New study shows worsening standard of Care
University of Texas researchers polled 50 medical practitioners about how abortion laws affected them
A new study from the University of Texas shows that the quality of reproductive care has dropped in states where abortion restrictions have arisen.
The Texas Policy Evaluation Project conducted the effort from September 2022 to March 23. Researchers received 50 submissions from healthcare professionals describing cases in which abortion regulations affected the patient’s treatment. The laws caused delays, worsened health outcomes, and made things more expensive.
Laura Dixon, the spokeswoman for the project, explained the reason behind that.
“Providers are afraid of legal consequences,” Dixon said. “They find that their hospital policies and the laws, in general, are unclear. And they don't feel like they can provide the standard of care that they used to before.”
The report also found that healthcare executives and higher-ups told doctors to not discuss with the media how abortion laws had affected their practices. The researchers permitted doctors and providers to submit their thoughts anonymously.

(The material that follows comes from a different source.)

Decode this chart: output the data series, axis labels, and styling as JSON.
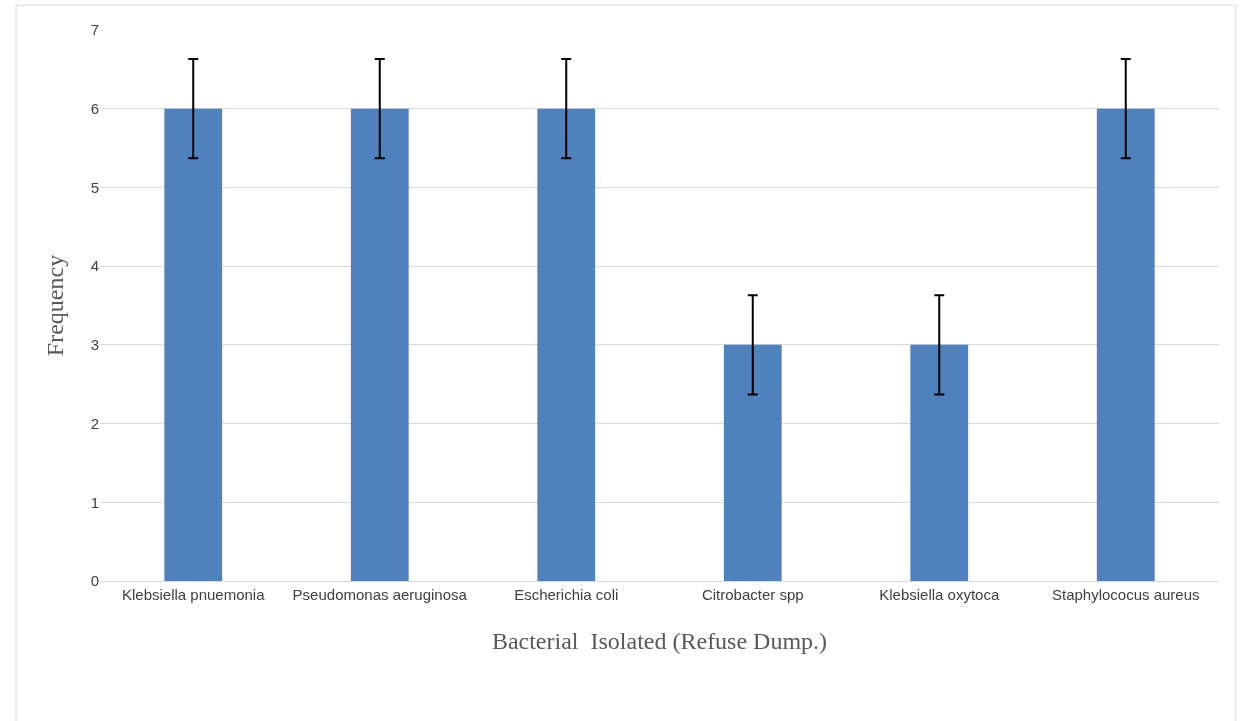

Dixon said that doctors have to wait until things worsen, or patients get sicker or infections get worse before care can be provided.

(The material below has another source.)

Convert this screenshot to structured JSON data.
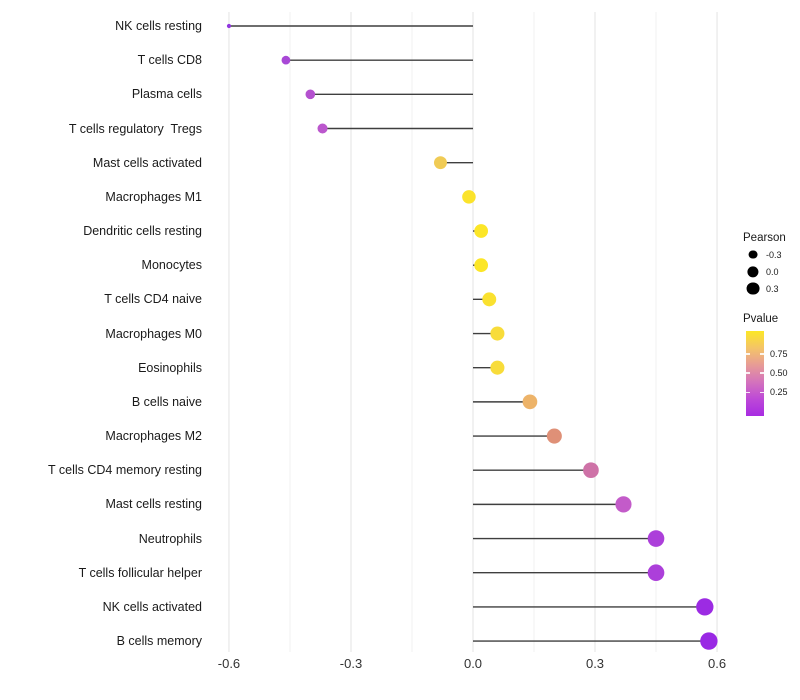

They also sometimes have to suggest that patients travel, which is not always a great solution for patients because that's an additional risk they have to take on in conjunction with a higher-risk pregnancy,” Dixon said.
The more severe the ban, the more challenging it becomes for medical providers, who reported a lot of emotional and moral distress over the position they’ve been put in.
“They're looking for ways to continue to provide the best standard of care, but they're not really finding it,” Dixon said. “They're being forced to put their patient's health at risk, which is inherently very stressful for someone who's in a field of care work.”